The Look of America (T7002E)
15 credits, Level 4
This module takes as its premise the notion that ever since the explosion of mass media and mass society in the industrial age, the United States has taken an increasingly dominant place in the global visual imagination. This process reached its peak at the beginning of the 20th century, America henceforth generating for the world innumerable iconic and hegemonic visual representations of its own cultural narratives.
The task of the module will be to investigate and deconstruct some of the products of this visual field, along with the ideologies and narratives that sustain and refract them. Hence we begin by introducting you to visual theory, especially as it applies to the American context, and provide you with the critical tools necessary for the module. We then locate the period under scrutiny (1860-2001) within a broader visual and cultural prehistory, illuminating the roots of the modern world and its visual scene.
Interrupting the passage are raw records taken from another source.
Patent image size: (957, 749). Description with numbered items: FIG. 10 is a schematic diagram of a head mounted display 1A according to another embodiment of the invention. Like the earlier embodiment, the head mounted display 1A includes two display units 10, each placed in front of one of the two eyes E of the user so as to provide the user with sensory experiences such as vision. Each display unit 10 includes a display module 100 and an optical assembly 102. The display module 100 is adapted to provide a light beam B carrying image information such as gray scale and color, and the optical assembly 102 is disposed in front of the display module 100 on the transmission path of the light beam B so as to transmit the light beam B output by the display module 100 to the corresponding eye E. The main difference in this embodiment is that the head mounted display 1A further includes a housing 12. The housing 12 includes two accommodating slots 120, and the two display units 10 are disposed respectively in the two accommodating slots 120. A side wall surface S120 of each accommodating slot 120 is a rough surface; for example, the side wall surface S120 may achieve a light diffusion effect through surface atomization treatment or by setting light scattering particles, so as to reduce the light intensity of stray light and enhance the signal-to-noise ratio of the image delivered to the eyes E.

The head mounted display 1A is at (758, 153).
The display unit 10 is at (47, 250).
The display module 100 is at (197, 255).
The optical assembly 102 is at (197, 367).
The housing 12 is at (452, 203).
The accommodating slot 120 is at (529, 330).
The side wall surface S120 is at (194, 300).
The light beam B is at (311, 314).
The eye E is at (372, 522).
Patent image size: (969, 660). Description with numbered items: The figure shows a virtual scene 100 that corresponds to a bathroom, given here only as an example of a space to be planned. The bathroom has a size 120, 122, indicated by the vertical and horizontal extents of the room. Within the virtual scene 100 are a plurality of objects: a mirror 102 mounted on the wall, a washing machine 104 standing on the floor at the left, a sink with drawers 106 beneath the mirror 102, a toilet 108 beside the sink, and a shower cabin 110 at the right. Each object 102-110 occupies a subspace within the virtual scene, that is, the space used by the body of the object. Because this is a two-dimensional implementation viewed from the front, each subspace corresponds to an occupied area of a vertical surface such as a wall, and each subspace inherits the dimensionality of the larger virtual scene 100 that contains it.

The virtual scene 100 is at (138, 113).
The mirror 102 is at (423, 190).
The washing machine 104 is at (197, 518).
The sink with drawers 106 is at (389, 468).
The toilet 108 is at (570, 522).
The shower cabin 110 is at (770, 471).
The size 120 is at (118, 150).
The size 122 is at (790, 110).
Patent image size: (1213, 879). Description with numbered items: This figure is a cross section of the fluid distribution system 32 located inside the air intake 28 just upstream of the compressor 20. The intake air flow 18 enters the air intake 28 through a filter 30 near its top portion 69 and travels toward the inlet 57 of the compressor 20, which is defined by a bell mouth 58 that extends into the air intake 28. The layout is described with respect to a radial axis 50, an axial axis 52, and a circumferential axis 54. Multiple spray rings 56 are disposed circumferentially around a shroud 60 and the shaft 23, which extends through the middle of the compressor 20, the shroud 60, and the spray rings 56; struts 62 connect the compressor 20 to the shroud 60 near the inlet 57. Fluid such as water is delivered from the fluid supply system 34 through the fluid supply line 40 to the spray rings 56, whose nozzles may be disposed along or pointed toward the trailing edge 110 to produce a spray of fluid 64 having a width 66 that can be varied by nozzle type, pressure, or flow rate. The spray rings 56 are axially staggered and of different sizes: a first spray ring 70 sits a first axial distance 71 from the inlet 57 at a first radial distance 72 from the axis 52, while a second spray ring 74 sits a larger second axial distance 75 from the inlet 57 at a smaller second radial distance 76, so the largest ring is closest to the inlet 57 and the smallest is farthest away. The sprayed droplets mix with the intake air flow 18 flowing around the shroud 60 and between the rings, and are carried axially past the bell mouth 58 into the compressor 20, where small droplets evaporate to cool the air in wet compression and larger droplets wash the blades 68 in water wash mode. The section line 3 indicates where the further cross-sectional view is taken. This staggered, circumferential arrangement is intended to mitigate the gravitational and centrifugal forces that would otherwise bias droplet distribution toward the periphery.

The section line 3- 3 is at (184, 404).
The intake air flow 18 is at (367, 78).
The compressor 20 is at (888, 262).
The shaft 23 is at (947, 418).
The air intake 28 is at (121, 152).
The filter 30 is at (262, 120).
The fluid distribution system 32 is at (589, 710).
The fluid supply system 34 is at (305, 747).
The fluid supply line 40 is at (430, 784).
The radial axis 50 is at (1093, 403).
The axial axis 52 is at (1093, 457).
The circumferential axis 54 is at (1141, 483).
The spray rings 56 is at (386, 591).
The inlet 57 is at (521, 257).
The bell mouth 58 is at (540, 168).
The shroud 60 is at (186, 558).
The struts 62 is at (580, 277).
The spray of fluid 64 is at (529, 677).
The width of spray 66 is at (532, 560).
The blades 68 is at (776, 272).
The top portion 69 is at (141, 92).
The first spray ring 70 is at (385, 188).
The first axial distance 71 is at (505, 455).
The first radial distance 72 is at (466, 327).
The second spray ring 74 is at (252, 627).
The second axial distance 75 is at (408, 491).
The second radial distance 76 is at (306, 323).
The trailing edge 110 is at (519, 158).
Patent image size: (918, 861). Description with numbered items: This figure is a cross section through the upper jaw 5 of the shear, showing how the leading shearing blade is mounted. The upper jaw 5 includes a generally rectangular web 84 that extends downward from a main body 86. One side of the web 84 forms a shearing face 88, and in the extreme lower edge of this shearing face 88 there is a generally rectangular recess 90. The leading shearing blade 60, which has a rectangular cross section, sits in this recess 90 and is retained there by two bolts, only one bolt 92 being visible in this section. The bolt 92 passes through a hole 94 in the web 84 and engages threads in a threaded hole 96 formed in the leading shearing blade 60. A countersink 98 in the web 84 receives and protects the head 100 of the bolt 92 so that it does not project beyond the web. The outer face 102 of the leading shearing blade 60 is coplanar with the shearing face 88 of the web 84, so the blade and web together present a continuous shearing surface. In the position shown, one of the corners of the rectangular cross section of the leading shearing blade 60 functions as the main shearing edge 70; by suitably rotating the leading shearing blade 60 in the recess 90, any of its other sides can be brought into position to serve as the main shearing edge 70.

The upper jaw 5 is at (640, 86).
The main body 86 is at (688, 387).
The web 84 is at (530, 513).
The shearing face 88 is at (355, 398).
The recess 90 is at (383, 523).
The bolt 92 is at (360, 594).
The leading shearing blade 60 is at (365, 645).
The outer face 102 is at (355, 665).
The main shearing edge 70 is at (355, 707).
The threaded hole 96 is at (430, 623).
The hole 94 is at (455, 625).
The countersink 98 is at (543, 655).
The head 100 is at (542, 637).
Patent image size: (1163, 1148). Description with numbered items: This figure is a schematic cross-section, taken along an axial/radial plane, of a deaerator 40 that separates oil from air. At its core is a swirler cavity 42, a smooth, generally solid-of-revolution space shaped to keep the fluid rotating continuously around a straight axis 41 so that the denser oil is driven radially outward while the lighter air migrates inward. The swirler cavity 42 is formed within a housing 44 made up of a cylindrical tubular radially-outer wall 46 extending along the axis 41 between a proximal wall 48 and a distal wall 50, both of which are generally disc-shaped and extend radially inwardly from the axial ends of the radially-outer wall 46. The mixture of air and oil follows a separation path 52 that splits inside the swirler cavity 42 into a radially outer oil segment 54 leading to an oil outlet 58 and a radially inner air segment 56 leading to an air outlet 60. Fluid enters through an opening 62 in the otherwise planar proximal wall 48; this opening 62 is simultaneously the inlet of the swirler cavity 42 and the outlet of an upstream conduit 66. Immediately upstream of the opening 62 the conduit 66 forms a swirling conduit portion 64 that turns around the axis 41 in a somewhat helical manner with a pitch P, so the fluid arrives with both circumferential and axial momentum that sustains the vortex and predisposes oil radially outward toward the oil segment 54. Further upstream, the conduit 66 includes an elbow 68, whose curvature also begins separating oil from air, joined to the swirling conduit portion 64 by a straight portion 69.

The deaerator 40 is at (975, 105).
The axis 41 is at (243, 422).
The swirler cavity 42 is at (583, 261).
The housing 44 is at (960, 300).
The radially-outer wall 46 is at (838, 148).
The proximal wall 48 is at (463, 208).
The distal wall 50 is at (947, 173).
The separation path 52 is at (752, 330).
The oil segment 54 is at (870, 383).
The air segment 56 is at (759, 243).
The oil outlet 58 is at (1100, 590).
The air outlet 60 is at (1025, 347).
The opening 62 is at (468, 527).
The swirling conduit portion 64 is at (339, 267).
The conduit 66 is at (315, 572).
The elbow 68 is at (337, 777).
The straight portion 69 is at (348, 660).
After this, the module concentrates more particularly on the culture of the late-19th and 20th centuries.
Following a more or less thematic pattern, the module examines the issues that emerge over the course of the 20th century, referring forwards and backwards in order to generate connections where appropriate (for example, linking the Farm Security Administration projects to Matthew Brady's Civil War photographs). The intention here is to introduce you to aspects of visual culture and its criticism, as well as to defamiliarise and explore some of the more familiar American iconography surrounding us.
100%: Examination (Computer-based examination)
Contact hours and workload
This module is approximately 150 hours of work. This breaks down into about 22 hours of contact time and about 128 hours of independent study. The University may make minor variations to the contact hours for operational reasons, including timetabling requirements.
We regularly review our modules to incorporate student feedback, staff expertise, as well as the latest research and teaching methodology. We’re planning to run these modules in the academic year 2023/24. However, there may be changes to these modules in response to COVID-19, staff availability, student demand or updates to our curriculum. We’ll make sure to let our applicants know of material changes to modules at the earliest opportunity.